Port operators lukewarm to latest Hong Kong congestion reduction effort

HONG KONG — Hong Kong government measures to enhance the use of back-up land at its Kwai Tsing terminals, which it hopes will alleviate congestion and improve cargo handling efficiency and competitiveness of Hong Kong, have drawn a lukewarm response from port operators.

Container terminal operators welcomed the measures but noted they were coming very late and were not sufficient to have a major positive impact on the competitiveness of the port.

“It isn’t enough and it is late, but we’ll move forward with it anyway as it’s better than nothing,” a senior executive with one of the main Kwai Tsing operators told IHS Fairplay, a sister company of JOC.com within IHS Maritime & Trade.

Four sites totaling 37.5 acres and located immediately adjacent to the existing terminals at Kwai Tsing will be disposed to operators on a long-term basis in phases from 2016-2017 onwards. The move will increase in yard capacity at Kwai Tsing by 4 percent, providing capacity to handle an extra 820,000 to 850,000 twenty-foot-equivalent units per year, according to the Transport and Housing Bureau.

Additional barge berths are also being provided to meet ongoing growth in river-borne trade with two sites of 8.2 acres each allocated for barge berth usage from 2017-2018 onwards. Measures to rationalize the management of the roughly 247 acres of back-up land occupied by short term tenancies are also being implemented. This is aimed at assisting logistics trade operators at Kwai Tsing who generally think current leasing structures do not cater to their mode of operation and costs.

“In recent years, the problem of congestion is becoming increasingly serious … container users and port terminal operators are concerned that the operational efficiency of KTCTs is being adversely affected. Given that Kwai Tsing handles 80 percent of all containerized cargo in Hong Kong, there is concern that the overall competitiveness of Hong Kong Port is at stake,” the THB said.

Container volumes through Hong Kong Port declined year-over-year for the 15th consecutive month in September. On a year-to-date basis, Hong Kong has suffered a cumulative decline of 8.1 percent in throughput. Congestion issues at the port have contributed strongly to the decline. Historical volume data for Hong Kong and other major global ports can be found on JOC.com's Market Data Hub.

At the end of 2013, the Hong Kong Container Terminal Operators Association issued a white paper that pointed to rising transshipment cargo volumes, increasing river-borne trade, increasing use of mega-ships and competition for barge berths as reasons for congestion problems at the port. The costs to port users viz-a-viz Shenzhen do not help, either.

With dwell time of 3 to 4 days for full import and export cargo but 4 to 5 days for transshipment, the trend of this increasing transit volume is putting more strain on yard space.
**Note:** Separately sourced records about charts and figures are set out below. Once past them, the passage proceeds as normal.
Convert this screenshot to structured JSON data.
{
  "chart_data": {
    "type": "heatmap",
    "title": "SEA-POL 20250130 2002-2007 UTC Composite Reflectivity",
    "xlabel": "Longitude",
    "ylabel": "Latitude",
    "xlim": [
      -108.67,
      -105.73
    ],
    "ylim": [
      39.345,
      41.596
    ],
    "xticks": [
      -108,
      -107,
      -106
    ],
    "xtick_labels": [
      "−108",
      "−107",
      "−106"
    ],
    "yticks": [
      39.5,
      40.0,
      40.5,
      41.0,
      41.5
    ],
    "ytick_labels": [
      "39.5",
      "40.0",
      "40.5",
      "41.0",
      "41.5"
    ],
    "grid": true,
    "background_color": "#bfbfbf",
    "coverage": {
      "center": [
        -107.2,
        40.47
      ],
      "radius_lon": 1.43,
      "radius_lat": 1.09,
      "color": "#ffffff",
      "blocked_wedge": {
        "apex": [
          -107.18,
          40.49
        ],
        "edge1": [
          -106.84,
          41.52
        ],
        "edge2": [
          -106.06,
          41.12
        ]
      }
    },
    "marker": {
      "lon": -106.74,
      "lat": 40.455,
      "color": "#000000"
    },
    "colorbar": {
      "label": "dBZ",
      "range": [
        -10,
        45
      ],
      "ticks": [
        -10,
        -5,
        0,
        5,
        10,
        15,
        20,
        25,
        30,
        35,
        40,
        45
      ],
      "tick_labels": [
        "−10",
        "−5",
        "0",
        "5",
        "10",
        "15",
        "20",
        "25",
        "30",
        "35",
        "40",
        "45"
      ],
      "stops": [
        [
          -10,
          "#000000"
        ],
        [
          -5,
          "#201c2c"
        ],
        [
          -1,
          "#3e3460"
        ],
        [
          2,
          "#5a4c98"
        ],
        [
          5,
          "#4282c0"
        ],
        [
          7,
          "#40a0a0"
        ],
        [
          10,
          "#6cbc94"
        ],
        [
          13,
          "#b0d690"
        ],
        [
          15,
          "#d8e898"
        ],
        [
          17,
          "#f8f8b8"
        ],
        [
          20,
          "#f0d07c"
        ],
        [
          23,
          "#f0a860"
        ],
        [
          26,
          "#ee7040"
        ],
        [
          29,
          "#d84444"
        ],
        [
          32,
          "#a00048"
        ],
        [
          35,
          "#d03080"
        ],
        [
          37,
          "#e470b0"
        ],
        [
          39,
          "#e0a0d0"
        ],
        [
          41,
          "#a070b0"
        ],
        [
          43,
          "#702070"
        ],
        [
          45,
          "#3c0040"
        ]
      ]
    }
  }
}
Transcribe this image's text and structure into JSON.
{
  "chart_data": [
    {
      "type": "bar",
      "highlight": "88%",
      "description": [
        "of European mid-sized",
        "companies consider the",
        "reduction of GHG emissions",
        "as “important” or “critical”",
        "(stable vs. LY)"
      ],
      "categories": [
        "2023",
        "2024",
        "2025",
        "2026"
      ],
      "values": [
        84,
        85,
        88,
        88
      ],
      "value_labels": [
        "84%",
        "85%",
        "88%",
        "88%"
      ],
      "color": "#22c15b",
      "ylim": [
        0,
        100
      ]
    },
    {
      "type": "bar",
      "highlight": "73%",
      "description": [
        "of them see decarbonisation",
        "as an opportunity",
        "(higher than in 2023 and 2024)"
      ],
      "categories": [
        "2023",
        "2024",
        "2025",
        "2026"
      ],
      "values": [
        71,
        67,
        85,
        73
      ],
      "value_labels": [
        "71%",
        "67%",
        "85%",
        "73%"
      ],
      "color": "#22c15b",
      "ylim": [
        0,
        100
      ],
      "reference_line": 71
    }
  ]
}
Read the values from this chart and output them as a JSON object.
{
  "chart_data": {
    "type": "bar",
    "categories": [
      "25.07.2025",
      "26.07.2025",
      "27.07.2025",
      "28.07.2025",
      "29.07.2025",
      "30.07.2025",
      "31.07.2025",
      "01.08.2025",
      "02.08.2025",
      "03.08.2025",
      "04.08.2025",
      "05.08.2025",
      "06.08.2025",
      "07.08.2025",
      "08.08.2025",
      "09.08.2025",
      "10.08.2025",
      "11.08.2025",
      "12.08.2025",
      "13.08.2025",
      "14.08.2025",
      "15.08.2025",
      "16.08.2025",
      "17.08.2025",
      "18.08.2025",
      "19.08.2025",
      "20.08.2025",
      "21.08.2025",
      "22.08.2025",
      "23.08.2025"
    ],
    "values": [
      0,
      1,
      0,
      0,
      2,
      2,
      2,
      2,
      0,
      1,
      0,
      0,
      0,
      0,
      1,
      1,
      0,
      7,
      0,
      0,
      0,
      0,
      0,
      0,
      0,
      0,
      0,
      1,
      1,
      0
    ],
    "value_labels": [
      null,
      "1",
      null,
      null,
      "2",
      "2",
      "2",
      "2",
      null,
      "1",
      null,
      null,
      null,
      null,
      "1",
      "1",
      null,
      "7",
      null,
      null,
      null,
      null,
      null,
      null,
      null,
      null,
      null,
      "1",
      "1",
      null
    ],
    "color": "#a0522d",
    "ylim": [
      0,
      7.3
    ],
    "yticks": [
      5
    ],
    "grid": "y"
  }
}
The share of transshipment traffic through HK port rose to 60.2 percent in 2014 from 44.9 percent in 2005. River throughput, meanwhile, increased from 2 million TEUs in 2005 to 3.1 million TEUs last year while the increase in calls from mega-ships means longer turnaround times and less main quay length to handle barges arriving from the Pearl River Delta.

The THB said it was also undertaking a study on the development of a multi-story parking facility for container vehicles and other goods vehicles at Kwai Tsing as well as a study on development of a multi-story mixed-use complex for container storage and handling.

But there are concerns that re-zoning various land parcels to implement the plan may necessitate involvement of the Town Planning Board and could be a source of lengthy delays. A government commissioned study by BMT Asia Pacific on enhancing the city’s position as an International Maritime Center issued at the end of last year warned that Hong Kong must act now in the face of keen competition.

“Singapore has adopted a focused and comprehensive development strategy for a number of years … Shanghai is also developing in a more strategic manner,” noted the study. It recommended a wide range of actions including the establishment of a statutory body with dedicated staff and resources to oversee policy, research, development, marketing and promotion of Hong Kong’s maritime sector.